Demokrasi eğer tam olarak uygulanırsa güzelliklerin yaşanmasına ve değişime neden olabiliyor. Bunun en güzel örneği geçtiğimiz Pazar günü Kuzey Kıbrıs Türk Cumhuriyeti Cumhurbaşkanlığı seçiminde yaşanmıştır. Çok sayıda adayın katıldığı bu seçimde Tufan Erhürman büyük bir farkla kazanmış bulunuyor.
Bu seçimin sonucunun doğru değerlendirilmesi ve Kıbrıs Türk’lerinin iradesine saygı gösterilmesi gerekiyor. Seçime katılım oranının yüksek olması AB ülkelerindeki düşük katılıma göre demokrasi açısından büyük bir başarı olarak kabul ediliyor. Kıbrıs Türk’lerinin ulaştıkları bu başarı 150 yıldır İngiliz sömürge yönetiminin ve Rumların ağır baskılarına karşı verdikleri mücadelenin sonucu oluyor. Bu nedenle mücadelenin devam edeceğini söylemek olasıdır. Kendi iç düzenimizin karşılıklı saygı temeline oturtulduğu sürece aşılamayacak engelin olmadığının bilinmesi gerekiyor. Uzun yıllardır bir türlü çözüme ulaştırılamayan Kıbrıs konusunun çözümü için BM genel kurullarında ve Güvenlik konseyinde alınmış olan kararların uygulanmamış olması konunun çözümünün önündeki en büyük engeldir. Önümüzdeki dönemde Kıbrıs konusunun çözümü isteniyorsa öncelikle BMGK’nın aldığı 4 Mart 1964 Tarih ve 186 sayılı kararının güncellenmesi gerekiyor.
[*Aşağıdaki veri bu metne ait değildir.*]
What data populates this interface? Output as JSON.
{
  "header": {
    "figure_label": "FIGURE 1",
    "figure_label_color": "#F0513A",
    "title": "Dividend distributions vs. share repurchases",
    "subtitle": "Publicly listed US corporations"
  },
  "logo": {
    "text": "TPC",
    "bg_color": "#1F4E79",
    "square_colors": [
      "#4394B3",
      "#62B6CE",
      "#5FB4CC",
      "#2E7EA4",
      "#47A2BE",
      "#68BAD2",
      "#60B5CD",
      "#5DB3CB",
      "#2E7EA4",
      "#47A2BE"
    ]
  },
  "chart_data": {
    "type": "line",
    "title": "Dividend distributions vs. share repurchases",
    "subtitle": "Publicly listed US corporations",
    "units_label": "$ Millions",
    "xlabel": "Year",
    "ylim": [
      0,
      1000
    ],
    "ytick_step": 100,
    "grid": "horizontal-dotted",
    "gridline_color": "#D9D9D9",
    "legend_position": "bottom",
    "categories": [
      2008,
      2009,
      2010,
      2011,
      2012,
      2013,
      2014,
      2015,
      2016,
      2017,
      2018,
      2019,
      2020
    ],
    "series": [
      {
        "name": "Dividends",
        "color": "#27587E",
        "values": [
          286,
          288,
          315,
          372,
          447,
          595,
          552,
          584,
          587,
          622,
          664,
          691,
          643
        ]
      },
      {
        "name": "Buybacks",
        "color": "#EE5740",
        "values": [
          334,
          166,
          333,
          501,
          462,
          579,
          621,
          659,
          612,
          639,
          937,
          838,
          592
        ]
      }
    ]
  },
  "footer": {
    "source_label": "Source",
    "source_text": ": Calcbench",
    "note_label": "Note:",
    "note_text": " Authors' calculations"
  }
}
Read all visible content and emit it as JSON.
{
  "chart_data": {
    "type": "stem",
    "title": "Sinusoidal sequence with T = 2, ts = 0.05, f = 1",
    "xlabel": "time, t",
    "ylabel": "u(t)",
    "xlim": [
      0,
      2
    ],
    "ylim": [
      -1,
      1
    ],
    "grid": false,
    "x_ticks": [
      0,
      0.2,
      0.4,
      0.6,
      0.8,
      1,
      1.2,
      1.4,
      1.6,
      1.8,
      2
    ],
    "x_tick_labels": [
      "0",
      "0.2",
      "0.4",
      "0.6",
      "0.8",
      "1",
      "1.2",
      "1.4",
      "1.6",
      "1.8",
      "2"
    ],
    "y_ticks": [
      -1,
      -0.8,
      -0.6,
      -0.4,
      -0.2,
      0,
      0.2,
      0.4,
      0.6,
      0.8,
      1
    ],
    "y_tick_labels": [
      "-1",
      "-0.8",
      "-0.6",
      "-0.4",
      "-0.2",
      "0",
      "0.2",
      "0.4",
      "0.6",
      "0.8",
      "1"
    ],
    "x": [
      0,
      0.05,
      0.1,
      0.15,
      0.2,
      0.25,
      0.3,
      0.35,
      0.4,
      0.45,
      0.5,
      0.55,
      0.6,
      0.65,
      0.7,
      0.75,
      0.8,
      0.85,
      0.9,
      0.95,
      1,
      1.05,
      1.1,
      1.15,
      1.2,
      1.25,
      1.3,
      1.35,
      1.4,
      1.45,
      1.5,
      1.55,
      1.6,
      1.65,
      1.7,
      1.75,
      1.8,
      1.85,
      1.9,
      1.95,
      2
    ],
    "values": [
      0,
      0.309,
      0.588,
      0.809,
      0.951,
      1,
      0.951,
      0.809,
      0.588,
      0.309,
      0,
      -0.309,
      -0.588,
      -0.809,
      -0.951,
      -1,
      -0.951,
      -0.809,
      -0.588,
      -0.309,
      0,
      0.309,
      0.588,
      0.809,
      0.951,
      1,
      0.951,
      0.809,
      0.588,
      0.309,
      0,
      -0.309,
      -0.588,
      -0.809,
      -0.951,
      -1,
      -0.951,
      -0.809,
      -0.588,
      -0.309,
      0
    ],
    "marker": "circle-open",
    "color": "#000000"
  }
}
Şu anda içinde bulunduğumuz durumun düzeltilmemesi çözümün önünde engel olarak duruyor. Aradan geçen bu uzun süreye karşın Vakıflar ve Mülkiyet konusunun öncelikle ve ivedilikle müzakere masasına getirilmesi gerekiyor. Özellikle Vakıflar konusu Kıbrıs Cumhuriyeti’nin kuruluş antlaşma ve anayasasında yer alıyor. Buna koşut Kıbrıs Türk Federe Devleti ve Kuzey Kıbrıs Türk Cumhuriyeti anayasalarında da bu konu yer almaktadır. Annan planında Vakıflar konusuna değinilmemiş olması büyük bir eksiklik olmuştur. Buna koşut Ortodoks Kilisesine ait olan mallar dini kurumlara ait olan mallar olarak geçiriliyordu. Bugüne değin siyası konular öne çıkarılarak bu konuların nadasa bırakıldığını söylemek gerekiyor.
Göreve yeni başlayacak olan kadronun zoru başarması gerektiğinin bilincinde olduklarına inanıyoruz. Bu nedenle elde edilecek başarının sonucunun Kıbrıs Türk’üne ait olacağının ve karşımızdaki unsurun tuzaklarına düşmememizin bilinmesi gerekiyor mu ne… Sevgiyle kalınız.